The script uses PIL and NumPy. No neural networks, no diffusion models, no training data. The wallpaper texture, for example, builds up in layers:

  1. Base color — a flat greyish-yellow fill
  2. Noise layers — Gaussian noise at multiple scales for paper grain
  3. Geometric patterns — chevrons drawn with Bresenham’s line algorithm, vertical lines with slight waviness
  4. Aging effects — water stains (radial darkening with quadratic falloff), faded spots, vertical streaks
  5. Brightness equalization — prevents visible banding at tile boundaries
  6. Final grain pass — applied after equalization so it doesn’t get normalized out

Everything uses modulo wrapping so the texture tiles seamlessly. This is the hardest part — PIL’s built-in drawing functions clip at image boundaries, so every circle, line, and stain has to be drawn pixel by pixel with coordinate wrapping.

The Critic Cycle

Writing the script is only half the process. I use a structured creator/critic workflow where Claude Code orchestrates the whole thing:

  1. A creator agent writes or revises the Python script and runs it
  2. The output gets copied to a randomly-named temp file
  3. Two critic agents evaluate independently:
    • A comparison critic who knows what the texture should look like and checks it against the requirements
    • A blind critic who gets only the image — no filename, no description, no context — and describes what they see
  4. Their feedback gets synthesized into specific revision notes (“reduce saturation by 20%”, “fix tiling at left edge”)
  5. Back to step 1

The blind critic is the key insight. If someone who has no idea what the texture is supposed to be can still identify what it depicts and spots quality issues, the texture is doing its job. It typically takes 1-4 iterations to get a texture through this gauntlet.

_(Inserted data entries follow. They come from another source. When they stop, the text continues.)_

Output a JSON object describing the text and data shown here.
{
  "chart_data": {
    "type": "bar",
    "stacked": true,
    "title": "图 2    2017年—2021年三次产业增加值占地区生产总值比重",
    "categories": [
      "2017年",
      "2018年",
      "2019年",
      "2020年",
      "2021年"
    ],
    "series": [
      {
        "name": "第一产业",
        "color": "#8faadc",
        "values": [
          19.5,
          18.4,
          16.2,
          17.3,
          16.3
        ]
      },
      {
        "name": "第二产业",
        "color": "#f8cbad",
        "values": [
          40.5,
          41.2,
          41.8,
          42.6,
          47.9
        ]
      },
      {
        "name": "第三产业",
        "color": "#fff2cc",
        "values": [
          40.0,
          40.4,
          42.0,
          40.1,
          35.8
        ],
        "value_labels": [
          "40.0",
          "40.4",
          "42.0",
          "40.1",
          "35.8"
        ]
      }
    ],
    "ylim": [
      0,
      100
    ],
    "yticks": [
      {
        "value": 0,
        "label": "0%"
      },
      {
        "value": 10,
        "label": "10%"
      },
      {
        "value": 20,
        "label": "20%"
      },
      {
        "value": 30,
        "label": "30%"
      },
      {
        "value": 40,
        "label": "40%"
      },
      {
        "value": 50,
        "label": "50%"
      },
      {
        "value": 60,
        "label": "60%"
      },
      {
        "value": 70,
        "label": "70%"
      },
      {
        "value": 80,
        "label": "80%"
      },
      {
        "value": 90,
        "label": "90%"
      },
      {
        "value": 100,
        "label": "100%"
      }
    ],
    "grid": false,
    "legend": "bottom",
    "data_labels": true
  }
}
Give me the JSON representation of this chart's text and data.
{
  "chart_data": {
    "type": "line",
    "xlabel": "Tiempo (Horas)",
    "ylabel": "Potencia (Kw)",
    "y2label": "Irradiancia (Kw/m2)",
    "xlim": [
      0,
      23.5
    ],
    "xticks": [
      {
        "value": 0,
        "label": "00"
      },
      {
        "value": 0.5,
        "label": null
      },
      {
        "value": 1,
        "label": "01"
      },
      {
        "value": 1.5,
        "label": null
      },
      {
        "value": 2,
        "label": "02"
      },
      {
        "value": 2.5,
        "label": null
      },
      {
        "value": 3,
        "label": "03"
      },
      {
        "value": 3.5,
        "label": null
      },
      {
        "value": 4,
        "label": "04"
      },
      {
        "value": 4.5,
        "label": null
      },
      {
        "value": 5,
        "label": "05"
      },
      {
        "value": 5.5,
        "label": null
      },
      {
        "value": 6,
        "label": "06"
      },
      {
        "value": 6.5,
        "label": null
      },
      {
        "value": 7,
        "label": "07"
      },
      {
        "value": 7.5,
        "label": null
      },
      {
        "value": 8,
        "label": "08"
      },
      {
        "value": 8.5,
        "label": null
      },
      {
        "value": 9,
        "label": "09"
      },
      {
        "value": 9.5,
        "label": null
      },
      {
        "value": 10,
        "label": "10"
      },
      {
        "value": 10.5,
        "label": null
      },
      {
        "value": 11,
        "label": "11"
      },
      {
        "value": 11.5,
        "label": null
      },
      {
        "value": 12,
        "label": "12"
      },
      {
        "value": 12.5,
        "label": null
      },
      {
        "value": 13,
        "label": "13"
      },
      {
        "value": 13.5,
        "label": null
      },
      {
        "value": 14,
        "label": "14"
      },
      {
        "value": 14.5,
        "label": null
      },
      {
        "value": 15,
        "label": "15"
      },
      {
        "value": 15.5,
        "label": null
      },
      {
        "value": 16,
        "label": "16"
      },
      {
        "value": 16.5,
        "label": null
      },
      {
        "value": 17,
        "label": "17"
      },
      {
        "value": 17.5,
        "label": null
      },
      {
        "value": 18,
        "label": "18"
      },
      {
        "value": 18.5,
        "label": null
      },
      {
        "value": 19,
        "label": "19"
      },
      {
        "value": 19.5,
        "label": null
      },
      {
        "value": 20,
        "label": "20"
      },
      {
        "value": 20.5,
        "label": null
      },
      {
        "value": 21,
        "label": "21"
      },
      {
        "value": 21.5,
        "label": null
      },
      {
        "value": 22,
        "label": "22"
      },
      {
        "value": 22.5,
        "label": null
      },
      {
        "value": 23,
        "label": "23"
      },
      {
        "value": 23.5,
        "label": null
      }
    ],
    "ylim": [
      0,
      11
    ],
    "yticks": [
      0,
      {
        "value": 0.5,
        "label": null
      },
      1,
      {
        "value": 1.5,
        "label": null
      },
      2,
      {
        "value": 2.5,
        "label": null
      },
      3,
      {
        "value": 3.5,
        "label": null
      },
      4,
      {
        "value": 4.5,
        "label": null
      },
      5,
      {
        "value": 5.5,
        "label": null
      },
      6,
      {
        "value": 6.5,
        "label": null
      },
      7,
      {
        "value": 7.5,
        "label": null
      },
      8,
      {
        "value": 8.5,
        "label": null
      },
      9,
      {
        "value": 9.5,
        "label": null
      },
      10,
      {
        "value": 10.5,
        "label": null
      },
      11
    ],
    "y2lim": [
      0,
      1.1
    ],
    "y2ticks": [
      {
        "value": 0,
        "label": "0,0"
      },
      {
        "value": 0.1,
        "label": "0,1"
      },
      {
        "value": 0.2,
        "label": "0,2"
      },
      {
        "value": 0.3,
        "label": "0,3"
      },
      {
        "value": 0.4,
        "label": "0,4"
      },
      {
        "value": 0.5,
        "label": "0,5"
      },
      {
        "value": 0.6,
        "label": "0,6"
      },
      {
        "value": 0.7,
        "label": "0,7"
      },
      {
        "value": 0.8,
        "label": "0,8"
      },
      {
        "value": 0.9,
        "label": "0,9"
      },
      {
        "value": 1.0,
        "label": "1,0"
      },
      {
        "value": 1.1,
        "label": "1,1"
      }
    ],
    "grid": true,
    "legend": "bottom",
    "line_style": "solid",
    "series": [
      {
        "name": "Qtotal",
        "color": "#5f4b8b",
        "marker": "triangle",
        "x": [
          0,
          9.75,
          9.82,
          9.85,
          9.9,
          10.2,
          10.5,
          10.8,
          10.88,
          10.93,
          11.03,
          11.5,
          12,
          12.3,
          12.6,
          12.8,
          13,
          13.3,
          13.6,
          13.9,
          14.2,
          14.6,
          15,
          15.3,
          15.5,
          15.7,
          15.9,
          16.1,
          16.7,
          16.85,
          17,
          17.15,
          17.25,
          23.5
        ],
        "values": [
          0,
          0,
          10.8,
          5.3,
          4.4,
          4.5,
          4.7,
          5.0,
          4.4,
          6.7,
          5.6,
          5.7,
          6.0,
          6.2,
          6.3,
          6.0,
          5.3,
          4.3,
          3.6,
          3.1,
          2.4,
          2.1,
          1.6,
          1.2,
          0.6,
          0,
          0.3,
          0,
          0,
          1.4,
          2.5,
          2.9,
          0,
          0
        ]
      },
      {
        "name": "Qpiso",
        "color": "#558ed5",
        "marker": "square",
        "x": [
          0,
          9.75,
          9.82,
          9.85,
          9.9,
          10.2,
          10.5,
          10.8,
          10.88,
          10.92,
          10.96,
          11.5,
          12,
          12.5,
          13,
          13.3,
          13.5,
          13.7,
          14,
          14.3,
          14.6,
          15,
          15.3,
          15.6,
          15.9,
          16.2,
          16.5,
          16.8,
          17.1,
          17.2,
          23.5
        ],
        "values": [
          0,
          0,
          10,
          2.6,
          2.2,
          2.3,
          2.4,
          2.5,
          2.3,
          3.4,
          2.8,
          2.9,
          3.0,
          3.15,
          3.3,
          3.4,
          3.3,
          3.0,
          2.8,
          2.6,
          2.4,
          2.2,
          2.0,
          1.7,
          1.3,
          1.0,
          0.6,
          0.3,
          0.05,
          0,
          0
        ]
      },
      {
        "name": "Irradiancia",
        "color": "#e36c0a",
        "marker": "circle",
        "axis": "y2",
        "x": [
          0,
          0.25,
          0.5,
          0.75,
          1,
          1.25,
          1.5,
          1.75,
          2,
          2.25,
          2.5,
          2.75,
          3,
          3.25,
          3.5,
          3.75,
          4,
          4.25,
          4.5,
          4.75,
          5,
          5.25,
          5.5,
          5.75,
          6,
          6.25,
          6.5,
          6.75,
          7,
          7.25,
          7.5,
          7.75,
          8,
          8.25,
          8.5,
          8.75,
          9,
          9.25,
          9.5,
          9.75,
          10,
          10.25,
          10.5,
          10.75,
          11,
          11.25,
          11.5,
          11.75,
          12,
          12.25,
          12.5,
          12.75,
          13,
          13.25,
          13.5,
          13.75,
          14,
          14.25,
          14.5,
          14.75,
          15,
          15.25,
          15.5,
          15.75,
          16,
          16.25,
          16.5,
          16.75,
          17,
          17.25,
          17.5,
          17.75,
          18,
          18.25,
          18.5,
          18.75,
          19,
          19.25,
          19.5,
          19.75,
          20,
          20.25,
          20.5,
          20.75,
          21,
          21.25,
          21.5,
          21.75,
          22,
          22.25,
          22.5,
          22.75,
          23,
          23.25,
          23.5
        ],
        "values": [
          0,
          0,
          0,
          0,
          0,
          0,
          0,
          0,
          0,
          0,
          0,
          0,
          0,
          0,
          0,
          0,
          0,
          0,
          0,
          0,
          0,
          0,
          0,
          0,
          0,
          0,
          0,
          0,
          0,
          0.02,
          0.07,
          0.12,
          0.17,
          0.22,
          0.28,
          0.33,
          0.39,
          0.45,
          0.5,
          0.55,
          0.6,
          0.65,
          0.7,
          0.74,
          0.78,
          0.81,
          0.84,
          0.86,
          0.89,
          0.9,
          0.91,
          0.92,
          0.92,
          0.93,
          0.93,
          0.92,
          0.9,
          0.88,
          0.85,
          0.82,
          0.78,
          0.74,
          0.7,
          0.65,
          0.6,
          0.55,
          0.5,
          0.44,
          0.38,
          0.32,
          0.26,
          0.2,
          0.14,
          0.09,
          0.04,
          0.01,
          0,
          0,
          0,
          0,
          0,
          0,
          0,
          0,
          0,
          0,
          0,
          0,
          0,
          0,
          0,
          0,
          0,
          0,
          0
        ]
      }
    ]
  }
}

Why Not Use an AI Art Generator?

Three reasons:

  1. Tileability. Image generators don’t produce seamlessly tileable textures reliably. Getting modulo-wrapped edges perfect requires mathematical precision, not vibes.

  2. Reproducibility. Every texture has a seed. I can regenerate any texture deterministically, tweak parameters, and get predictable results. If the wallpaper needs to be 10% more yellow next week, I change one number.

  3. It’s more fun. This is generative art. The constraint — “make it look like decaying institutional wallpaper using only math” — is the creative challenge. The output has a specific quality that comes from being procedural: slightly too regular, slightly too uniform, like it was manufactured rather than weathered naturally. For the Backrooms, that’s perfect.

The Skill

This workflow got reusable enough that I turned it into a Claude Code skill — a reusable prompt template that any Claude Code user could adapt for their own texture pipeline. The conductor (main Claude instance) never writes scripts or evaluates images itself. It only spawns agents and synthesizes feedback. That separation keeps the process honest.

All the texture scripts ship with the game’s source code. If you want to see how a Backrooms wallpaper gets made, it’s ~300 lines of Python and NumPy.